If the creatures-who-used-to-be-my-parents and my teachers are to be believed, I shall have to go underground, change my name and get plastic surgery performed if this Big Event turns out wrong. Everyone around me seems to be getting The Talk too, but it doesn’t seem to help for the simple reason that it has struck all of us with a lethargy for any kind of goal-fulfilling. We are now the tragic results of reverse psychology.

The running is metaphorical, of course: I cannot run. Now the yell is a different matter altogether.


So there it is. Four Great Events that, now I come to think of it, did not stand out as defining parts of 2007 at all. There were so many other small, magical Little Events that made all the difference in the world, but that is not why New Year Posts exist. A blog sometimes is so fulfilling. You can be incorrigibly random and get away with it, because no one knows your account password. I feel almost ready to take on a haircut now. No, make that a New Year.

Thursday, January 3, 2008

Where is a New Year Post when you need it?

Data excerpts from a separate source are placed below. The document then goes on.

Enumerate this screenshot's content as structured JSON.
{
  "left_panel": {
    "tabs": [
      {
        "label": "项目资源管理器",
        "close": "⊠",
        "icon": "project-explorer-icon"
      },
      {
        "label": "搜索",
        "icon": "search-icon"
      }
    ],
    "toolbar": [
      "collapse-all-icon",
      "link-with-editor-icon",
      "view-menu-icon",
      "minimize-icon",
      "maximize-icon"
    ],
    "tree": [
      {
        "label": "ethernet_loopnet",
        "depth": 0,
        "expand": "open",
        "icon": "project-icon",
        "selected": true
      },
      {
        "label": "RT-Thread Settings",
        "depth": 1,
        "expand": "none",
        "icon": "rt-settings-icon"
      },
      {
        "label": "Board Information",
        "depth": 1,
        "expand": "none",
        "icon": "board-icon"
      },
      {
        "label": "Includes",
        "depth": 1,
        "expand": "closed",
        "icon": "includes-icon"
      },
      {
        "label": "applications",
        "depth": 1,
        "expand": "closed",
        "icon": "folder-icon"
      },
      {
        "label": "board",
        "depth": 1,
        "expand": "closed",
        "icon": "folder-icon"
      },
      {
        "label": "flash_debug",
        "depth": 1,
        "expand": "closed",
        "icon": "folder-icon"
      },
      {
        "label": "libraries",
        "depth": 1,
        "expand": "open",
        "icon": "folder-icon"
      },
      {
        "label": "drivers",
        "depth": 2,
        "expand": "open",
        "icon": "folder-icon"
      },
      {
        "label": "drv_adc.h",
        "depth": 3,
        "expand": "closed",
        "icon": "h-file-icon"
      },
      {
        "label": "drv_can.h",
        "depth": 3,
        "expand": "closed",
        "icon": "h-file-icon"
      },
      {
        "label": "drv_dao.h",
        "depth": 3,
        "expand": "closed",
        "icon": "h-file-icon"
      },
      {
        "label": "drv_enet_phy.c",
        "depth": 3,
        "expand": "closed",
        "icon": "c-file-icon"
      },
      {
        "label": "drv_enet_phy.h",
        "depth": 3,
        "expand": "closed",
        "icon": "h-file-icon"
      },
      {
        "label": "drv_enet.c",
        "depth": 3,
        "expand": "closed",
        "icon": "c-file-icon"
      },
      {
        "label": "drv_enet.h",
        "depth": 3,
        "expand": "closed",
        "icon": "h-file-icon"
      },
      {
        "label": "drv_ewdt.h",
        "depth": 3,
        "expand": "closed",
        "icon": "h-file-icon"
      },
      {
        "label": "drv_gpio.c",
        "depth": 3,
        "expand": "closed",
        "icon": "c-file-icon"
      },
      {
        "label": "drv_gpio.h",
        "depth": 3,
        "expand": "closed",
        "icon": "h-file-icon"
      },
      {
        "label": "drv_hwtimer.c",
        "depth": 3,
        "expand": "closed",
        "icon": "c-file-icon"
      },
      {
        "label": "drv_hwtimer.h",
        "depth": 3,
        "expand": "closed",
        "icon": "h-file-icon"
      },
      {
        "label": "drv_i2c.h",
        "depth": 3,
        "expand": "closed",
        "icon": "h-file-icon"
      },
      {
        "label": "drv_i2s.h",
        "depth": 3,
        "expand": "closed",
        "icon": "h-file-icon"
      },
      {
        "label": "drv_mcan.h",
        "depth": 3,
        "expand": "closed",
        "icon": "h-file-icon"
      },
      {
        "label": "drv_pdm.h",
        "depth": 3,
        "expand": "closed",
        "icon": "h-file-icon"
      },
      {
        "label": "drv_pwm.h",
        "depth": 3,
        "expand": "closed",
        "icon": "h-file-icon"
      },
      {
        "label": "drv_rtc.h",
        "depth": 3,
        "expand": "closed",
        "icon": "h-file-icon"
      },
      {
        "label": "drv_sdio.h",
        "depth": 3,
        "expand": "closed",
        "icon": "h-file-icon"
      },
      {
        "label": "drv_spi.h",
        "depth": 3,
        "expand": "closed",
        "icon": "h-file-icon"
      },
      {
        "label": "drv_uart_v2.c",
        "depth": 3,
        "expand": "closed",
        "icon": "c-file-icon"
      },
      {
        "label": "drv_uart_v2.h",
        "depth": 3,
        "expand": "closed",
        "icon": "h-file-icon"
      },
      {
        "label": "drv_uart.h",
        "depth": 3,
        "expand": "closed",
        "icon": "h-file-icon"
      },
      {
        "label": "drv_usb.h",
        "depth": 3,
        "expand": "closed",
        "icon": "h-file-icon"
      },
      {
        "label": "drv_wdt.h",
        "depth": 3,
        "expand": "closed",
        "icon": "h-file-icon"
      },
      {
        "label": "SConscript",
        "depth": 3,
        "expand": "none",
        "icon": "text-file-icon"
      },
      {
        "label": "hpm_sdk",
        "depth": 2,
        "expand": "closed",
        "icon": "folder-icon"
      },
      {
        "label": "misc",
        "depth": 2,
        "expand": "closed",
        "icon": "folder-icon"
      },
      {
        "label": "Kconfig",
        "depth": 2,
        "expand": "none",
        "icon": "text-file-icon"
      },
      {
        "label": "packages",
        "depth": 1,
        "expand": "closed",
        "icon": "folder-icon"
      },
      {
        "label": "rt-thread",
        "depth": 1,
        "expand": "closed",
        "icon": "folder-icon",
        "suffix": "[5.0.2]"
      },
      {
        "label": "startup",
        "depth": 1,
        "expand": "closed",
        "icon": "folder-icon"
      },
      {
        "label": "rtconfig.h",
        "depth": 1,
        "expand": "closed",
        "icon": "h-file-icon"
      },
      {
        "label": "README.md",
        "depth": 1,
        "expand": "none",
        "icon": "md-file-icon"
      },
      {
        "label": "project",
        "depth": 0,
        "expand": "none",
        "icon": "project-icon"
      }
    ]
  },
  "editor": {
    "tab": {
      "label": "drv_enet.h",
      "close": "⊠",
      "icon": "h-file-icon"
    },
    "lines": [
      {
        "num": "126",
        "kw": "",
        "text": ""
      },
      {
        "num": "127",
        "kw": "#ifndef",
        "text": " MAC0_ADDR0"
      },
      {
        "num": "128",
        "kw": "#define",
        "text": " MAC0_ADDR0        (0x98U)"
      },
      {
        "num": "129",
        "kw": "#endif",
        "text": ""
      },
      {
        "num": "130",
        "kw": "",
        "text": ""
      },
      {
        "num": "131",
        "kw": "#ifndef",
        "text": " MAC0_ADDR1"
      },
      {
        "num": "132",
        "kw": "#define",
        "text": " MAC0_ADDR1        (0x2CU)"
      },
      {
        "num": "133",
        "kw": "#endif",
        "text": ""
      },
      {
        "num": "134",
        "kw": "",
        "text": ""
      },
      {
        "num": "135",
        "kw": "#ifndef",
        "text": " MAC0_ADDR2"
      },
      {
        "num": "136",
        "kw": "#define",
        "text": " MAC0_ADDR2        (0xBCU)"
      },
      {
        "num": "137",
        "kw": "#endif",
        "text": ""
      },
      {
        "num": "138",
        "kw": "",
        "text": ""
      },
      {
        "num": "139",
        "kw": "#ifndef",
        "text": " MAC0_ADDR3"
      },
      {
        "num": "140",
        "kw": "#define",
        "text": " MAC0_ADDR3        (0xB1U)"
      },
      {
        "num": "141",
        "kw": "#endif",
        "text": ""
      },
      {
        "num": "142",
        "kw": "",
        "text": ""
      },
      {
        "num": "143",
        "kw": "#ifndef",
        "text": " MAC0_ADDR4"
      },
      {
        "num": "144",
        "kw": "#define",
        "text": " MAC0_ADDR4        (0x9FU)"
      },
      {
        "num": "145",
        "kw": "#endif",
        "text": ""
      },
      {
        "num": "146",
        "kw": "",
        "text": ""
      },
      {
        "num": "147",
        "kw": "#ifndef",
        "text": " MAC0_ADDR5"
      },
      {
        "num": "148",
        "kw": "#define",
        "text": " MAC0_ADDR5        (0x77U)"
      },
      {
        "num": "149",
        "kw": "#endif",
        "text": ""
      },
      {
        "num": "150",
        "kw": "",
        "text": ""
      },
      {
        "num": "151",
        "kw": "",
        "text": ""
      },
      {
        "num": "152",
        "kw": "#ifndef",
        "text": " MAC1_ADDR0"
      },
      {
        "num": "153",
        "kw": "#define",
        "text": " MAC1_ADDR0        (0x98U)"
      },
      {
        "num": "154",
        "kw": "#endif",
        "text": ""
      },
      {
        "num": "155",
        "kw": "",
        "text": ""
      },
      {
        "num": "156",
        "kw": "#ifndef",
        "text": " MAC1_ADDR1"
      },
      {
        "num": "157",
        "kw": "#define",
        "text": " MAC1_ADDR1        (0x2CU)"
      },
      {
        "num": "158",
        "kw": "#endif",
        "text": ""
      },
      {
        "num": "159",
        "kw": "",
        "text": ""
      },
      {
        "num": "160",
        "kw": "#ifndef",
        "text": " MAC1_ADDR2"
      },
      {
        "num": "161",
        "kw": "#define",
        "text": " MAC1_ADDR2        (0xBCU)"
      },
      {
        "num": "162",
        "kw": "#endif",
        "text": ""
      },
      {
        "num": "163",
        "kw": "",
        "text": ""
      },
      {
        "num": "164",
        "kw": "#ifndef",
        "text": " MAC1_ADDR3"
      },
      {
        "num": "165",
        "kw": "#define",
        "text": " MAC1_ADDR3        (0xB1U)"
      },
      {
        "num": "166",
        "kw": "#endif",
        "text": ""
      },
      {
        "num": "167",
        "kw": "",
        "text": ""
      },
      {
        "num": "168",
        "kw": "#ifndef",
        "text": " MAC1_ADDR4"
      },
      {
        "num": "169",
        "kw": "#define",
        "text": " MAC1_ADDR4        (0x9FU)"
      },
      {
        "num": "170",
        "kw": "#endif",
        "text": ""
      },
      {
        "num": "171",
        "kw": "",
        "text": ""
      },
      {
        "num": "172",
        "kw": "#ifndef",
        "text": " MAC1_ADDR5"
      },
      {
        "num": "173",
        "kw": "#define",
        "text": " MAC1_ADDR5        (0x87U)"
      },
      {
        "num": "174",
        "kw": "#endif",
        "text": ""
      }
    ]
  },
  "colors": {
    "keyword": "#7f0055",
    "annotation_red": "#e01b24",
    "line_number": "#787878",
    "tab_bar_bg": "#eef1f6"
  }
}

I have a wonderful bit of writing in my head. It just refuses to get written. I wanted to write a year-end post but it refused to evolve. I wanted to write a New Year post but it won't come out - I know nothing about making a year work in my favour, so I'll just look the other way and hope to hell I get through to December as unobtrusively as possible.

Also I've finally got my hands on The Unwaba Revelations by Samit Basu. and I know I shall read it day in and day out till I find out what happens to Kirin. Then I shall agonise about not having a real-life Kirin around me. The problem with reading books is that I fall in love with too many literary characters, which is why the real world refuses to acknowledge that I can function as a part of it. Sometimes.

Also, I have exams again. My school seems to produce exam after exam faster than Angelina Jolie adopts children. It doesn't help that I just watched Taare Zameen Par, and all I want to do now is turn my nose up at education and run away to Bombay and help Aamir Khan make movies. But I have the Boards, which still bewilder me so much that I will simply shut up. Board Exams do not deserve a mention on my hallowed green blog.

Of course, I shall whine to the night. But that is between the night and me.